Pakistan took action against Jamaat-ud-Dawah chief Hafiz Mohammad Saeed and others accused of involvement in the Mumbai attack on the basis of evidence provided by India but the suspects were released because the information given by New Delhi was "vague and insufficient", Malik claimed.
'Information given by Delhi vague, insufficient'
"Pakistan is ready to take action on the information provided by India, which is also compulsory in the court," Malik told the media on the sidelines of an official function at the Police Lines.
Responding to a question about the activities of Hafiz Saeed, who has been blamed by India for masterminding the Mumbai attacks, Malik said the JuD chief had been freed by a court.
'Pak is a democracy, courts free to decide independently'
There is democracy in Pakistan and the courts are free to decide independently, he contended.
Though Saeed was put under house arrest after the Mumbai attacks, he was freed about six months later on the orders of the Lahore high court.

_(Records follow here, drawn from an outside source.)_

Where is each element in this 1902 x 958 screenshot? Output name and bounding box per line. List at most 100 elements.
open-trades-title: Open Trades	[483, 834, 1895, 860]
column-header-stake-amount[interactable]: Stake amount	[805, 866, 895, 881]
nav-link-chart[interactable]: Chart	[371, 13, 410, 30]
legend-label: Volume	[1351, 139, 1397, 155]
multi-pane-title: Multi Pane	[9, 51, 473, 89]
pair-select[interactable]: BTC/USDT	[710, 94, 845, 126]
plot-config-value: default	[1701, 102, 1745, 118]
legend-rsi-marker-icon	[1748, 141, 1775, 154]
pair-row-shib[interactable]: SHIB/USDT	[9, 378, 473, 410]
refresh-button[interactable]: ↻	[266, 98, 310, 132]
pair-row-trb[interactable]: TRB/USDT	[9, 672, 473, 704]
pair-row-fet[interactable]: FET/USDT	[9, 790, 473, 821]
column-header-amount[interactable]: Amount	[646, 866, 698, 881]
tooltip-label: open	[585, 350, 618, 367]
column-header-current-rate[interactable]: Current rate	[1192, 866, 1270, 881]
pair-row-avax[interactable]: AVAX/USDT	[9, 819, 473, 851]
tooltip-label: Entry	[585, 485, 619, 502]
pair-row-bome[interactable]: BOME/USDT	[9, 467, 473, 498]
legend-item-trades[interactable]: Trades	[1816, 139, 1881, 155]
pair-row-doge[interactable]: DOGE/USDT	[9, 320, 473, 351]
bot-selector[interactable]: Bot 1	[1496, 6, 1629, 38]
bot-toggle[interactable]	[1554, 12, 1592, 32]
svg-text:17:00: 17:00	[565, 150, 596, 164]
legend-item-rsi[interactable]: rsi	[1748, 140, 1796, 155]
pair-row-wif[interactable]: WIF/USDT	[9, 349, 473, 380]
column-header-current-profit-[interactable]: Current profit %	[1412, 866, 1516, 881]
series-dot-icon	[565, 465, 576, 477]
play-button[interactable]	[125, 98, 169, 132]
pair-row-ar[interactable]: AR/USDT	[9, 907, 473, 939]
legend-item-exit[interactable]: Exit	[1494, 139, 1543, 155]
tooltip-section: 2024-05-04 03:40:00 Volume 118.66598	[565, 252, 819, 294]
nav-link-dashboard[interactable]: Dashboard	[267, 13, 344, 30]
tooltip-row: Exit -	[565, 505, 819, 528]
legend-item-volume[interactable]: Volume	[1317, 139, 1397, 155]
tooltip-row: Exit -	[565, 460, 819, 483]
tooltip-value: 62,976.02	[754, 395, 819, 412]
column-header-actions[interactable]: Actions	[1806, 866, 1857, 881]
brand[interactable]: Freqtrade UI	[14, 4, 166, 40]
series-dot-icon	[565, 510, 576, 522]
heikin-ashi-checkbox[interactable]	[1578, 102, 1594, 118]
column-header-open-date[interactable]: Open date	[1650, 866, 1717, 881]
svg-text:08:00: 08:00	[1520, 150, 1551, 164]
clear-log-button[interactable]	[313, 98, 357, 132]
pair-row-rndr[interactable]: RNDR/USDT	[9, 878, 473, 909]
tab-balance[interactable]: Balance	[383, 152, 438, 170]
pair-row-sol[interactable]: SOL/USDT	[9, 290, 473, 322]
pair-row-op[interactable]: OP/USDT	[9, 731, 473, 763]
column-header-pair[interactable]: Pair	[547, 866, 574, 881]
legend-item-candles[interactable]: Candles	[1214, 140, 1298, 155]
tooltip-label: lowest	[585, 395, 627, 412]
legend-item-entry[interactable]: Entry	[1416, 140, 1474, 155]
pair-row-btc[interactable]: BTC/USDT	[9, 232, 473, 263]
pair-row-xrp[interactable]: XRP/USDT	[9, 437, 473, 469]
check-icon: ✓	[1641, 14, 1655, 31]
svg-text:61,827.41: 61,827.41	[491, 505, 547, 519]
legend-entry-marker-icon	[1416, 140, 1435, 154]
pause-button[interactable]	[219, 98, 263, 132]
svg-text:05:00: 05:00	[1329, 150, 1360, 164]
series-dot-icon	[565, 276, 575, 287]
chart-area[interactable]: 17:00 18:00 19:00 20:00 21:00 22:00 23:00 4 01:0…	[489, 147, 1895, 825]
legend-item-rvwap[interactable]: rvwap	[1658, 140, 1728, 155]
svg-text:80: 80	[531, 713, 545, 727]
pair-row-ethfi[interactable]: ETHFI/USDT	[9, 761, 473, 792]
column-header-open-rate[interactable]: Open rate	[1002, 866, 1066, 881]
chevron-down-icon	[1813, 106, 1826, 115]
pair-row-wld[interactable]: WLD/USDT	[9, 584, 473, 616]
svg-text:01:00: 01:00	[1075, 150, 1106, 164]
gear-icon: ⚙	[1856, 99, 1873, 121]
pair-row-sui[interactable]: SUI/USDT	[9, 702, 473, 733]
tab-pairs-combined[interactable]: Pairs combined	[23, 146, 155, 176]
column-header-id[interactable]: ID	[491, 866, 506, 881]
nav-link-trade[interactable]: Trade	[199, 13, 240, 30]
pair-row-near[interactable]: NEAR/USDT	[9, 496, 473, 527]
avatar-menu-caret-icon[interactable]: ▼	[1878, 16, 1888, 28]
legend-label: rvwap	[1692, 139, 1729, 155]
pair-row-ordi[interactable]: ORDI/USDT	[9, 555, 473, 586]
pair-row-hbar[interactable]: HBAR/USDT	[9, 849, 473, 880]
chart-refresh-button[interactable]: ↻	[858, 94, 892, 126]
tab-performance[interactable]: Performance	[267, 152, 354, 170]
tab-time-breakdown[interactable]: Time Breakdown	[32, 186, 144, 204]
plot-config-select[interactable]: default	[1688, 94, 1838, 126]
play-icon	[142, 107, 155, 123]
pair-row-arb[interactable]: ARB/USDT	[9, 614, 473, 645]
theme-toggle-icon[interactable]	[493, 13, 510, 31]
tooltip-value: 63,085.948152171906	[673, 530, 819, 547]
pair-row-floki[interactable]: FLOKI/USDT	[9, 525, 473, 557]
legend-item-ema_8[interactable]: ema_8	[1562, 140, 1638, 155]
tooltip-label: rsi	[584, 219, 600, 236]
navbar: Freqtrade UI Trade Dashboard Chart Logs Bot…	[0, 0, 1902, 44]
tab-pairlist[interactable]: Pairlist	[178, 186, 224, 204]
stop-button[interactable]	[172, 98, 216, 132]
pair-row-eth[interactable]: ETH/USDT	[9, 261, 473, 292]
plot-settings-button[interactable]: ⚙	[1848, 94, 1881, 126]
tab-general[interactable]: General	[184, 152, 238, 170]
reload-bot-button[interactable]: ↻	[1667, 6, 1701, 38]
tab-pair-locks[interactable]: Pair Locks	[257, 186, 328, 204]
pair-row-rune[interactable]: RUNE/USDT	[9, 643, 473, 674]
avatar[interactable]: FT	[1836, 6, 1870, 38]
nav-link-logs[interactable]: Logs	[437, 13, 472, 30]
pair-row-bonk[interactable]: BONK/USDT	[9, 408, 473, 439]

Though seven persons, including Lashkar-e-Tayiba commander Zakiur Rehman Lakhvi, were arrested by Pakistani authorities on charges of planning and financing the Mumbai attacks, their trial in an anti-terrorism court has stalled for a variety of reasons.
Indian Foreign Secretary Ranjan Mathai recently refuted Malik's claim that New Delhi had provided insufficient evidence about the perpetrators of the Mumbai attacks.